DaehwanKimLab / hisat2

Graph-based alignment (Hierarchical Graph FM index)
GNU General Public License v3.0
473 stars 116 forks source link

hisat2_extract_snps_haplotypes_VCF.py giving empty output #218

Open chandrans opened 4 years ago

chandrans commented 4 years ago

Hi. I am trying to run this script on a VCF, but I get a .snp and .haplotype output file every time that is empty. My command is:

'./hisat2_extract_snps_haplotypes_VCF.py -v chr10.fa ALL.chr10_GRCh38.genotypes.20170504.vcf Test'

The test.snp and test.haplotype are created but have nothing in them. Does anyone know why this may be? I have tried with another fasta and VCF as well and have the same issue, Python version 2.7.5 is default.

The tool seems to run to completion, however if I "control-C" it, I find this traceback:

File "./hisat2-0f01dc6397a/hisat2_extract_snps_haplotypes_VCF.py", line 892, in args.verbose) File "./hisat2-0f01dc6397a/hisat2_extract_snps_haplotypes_VCF.py", line 591, in main for line in vcf_proc.stdout: KeyboardInterrupt

chandrans commented 4 years ago

Just realized the Ctrl-C bit does not help

parkchanhee commented 4 years ago

Can you make sure that the chromosome name is same in the genome and vcf file?

chandrans commented 4 years ago

@parkchanhee Thanks. Bad assumption on my part! This fixed it.

chandrans commented 4 years ago

Actually, this is again giving an error on "correct" files.

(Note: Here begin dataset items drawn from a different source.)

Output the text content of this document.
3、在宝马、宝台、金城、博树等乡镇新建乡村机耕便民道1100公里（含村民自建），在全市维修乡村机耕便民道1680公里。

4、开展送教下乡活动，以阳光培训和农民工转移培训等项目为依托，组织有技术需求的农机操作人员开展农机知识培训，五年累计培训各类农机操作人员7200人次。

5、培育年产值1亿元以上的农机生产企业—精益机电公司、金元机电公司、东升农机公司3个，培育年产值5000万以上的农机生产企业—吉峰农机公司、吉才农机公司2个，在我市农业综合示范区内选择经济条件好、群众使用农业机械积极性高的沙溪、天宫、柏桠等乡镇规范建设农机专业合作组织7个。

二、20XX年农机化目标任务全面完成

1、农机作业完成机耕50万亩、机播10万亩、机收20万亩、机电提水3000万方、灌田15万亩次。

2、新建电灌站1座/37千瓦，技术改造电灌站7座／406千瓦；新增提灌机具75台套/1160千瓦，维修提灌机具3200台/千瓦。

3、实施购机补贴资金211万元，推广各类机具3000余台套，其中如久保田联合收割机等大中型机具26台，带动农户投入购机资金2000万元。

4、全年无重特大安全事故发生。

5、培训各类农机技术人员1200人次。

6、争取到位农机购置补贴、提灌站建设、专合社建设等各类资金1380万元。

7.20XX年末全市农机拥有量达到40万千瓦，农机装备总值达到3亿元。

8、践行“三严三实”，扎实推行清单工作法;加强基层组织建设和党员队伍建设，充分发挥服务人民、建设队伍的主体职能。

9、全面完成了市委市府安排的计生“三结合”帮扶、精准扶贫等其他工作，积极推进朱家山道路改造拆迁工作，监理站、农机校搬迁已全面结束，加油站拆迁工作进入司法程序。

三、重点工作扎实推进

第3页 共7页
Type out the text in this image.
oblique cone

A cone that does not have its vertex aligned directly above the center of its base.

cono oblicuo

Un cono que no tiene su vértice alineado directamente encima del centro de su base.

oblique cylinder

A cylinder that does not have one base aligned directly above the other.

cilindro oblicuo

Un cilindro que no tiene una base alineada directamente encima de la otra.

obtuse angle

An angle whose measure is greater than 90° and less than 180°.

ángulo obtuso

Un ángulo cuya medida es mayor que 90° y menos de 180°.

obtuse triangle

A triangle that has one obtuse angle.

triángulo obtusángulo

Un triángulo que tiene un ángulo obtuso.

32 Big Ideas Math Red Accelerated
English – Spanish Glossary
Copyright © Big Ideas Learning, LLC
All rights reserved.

./hisat2_extract_snps_haplotypes_VCF.py -v resources_broad_hg38_v0_Homo_sapiens_assembly38.fasta resources_broad_hg38_v0_Homo_sapiens_assembly38.dbsnp138.vcf Test

is giving this error:

Traceback (most recent call last): File "./hisat2-0f01dc6397a/hisat2_extract_snps_haplotypes_VCF.py", line 892, in args.verbose) File "./hisat2-0f01dc6397a/hisat2_extract_snps_haplotypes_VCF.py", line 730, in main genotypes) File "./hisat2-0f01dc6397a/hisat2_extract_snps_haplotypes_VCF.py", line 688, in add_vars tmp_vars = extract_vars(chr_dic, chr, pos, ref_allele, alt_alleles, varID) File "./hisat2-0f01dc6397a/hisat2_extract_snps_haplotypes_VCF.py", line 113, in extract_vars assert ref_allele2 != alt_allele AssertionError

I understand at some place the reference may be the same as the alt allele, but these files are from the Broad Institute cloud. They are the dbsnp and fasta file for hg38. Do you have some files that work for sure with the script?

parkchanhee commented 4 years ago

We have modified the script to handle that case. You can download the script from hisat2_2.2.0_beta branch.